Küresel doğrudan yabancı yatırımlar (DYY), ekonomik duraklama ve artan jeopolitik gerilimler nedeniyle 2023 yılında %2 oranında gerileyerek 1,3 trilyon dolara inmişti.
Kuzey Amerika, ABD’deki şirket birleşmeleri ve satın almalarındaki (M&A) %80’lik artışın etkisiyle doğrudan yabancı yatırımlarda %13’lük bir yükseliş yaşadı. ABD’deki sıfırdan projelerin değeri %93 artarak 266 milyar dolara ulaşmış olup, bu artışın temel nedeni yarı iletken alanındaki mega projeler olarak öne çıkıyor.
Birleşik Krallık’ta sıfırdan yatırımlar %32 artış göstererek 85 milyar dolara, İtalya’da ise %71 oranında büyüyerek 43 milyar dolara ulaştı. Ancak Avrupa genelinde ciddi düşüşler de gözlemlendi.

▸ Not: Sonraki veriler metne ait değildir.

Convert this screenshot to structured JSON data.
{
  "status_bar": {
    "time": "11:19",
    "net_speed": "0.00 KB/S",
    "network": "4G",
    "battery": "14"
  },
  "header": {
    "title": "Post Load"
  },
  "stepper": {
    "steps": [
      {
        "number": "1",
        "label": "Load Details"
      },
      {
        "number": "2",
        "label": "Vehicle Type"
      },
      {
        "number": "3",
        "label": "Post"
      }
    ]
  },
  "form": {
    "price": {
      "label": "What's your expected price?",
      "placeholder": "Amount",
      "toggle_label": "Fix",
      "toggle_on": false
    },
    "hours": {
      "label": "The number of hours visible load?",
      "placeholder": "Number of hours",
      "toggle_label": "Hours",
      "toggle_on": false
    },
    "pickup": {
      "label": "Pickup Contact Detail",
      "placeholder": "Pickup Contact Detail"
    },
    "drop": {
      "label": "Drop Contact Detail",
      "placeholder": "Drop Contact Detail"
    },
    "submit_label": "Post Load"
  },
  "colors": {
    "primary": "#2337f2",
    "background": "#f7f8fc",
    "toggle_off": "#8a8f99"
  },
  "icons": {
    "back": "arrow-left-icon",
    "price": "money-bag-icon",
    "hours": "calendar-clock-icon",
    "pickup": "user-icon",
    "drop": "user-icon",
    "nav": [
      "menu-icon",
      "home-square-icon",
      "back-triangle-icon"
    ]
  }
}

Kanal ekonomileri dışındaki DYY, %45 oranında bir azalma kaydetti ve Avrupa Birliği’ne üye 27 ülkeden 18’inde düşüş yaşandı. Almanya’daki DYY %60, İtalya’daki DYY ise %35 oranında gerileme gösterdi. Gelecekteki büyüme açısından kritik öneme sahip sıfırdan yatırımlar Avrupa genelinde %10 azalmış olmasına rağmen, bölgede toplam proje değerinde %15 oranında bir artış yaşandı; bu da yalnızca birkaç büyük ölçekli projenin önemini gözler önüne seriyor.

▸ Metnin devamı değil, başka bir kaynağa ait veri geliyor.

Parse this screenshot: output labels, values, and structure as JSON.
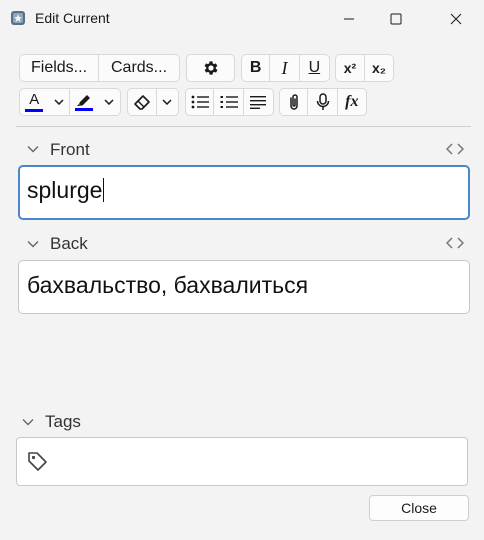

Altyapı ve enerji yatırımları için önemli bir itici güç olan uluslararası proje finansmanında da zorluklar baş gösterdi. Gelişmiş ekonomik bölgelerde yapılan anlaşmaların sayısı %26, sözleşmelerin toplam değeri ise neredeyse üçte bir oranında azaldı.

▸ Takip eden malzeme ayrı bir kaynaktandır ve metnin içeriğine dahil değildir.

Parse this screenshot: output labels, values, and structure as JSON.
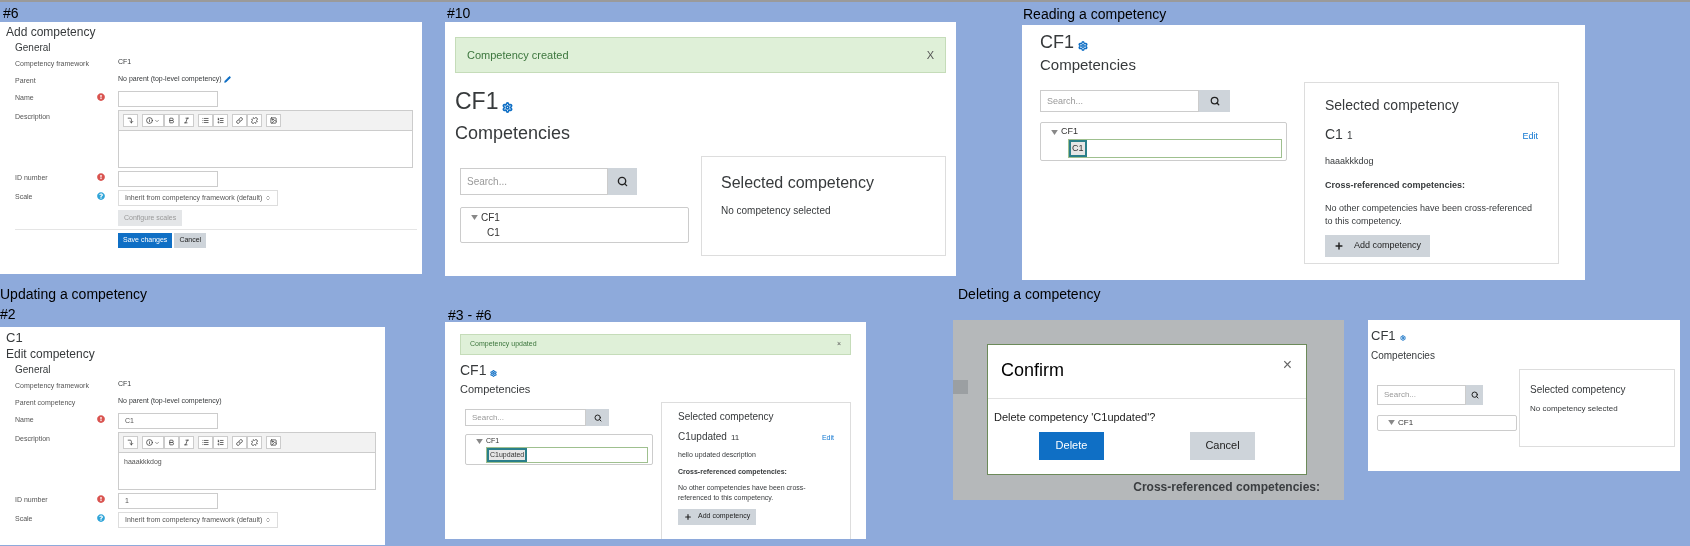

UNCTAD, iyileşen finansman koşulları ve beklenen birleşme ve satın alma faaliyetleri nedeniyle 2025 yılında küresel doğrudan yabancı yatırımlar için ılımlı bir büyüme beklediğini vurguladı. “Ancak, önemli aşağı yönlü riskler ve yatırımcı belirsizliği hâlâ sürmektedir” ifadesinde bulundu.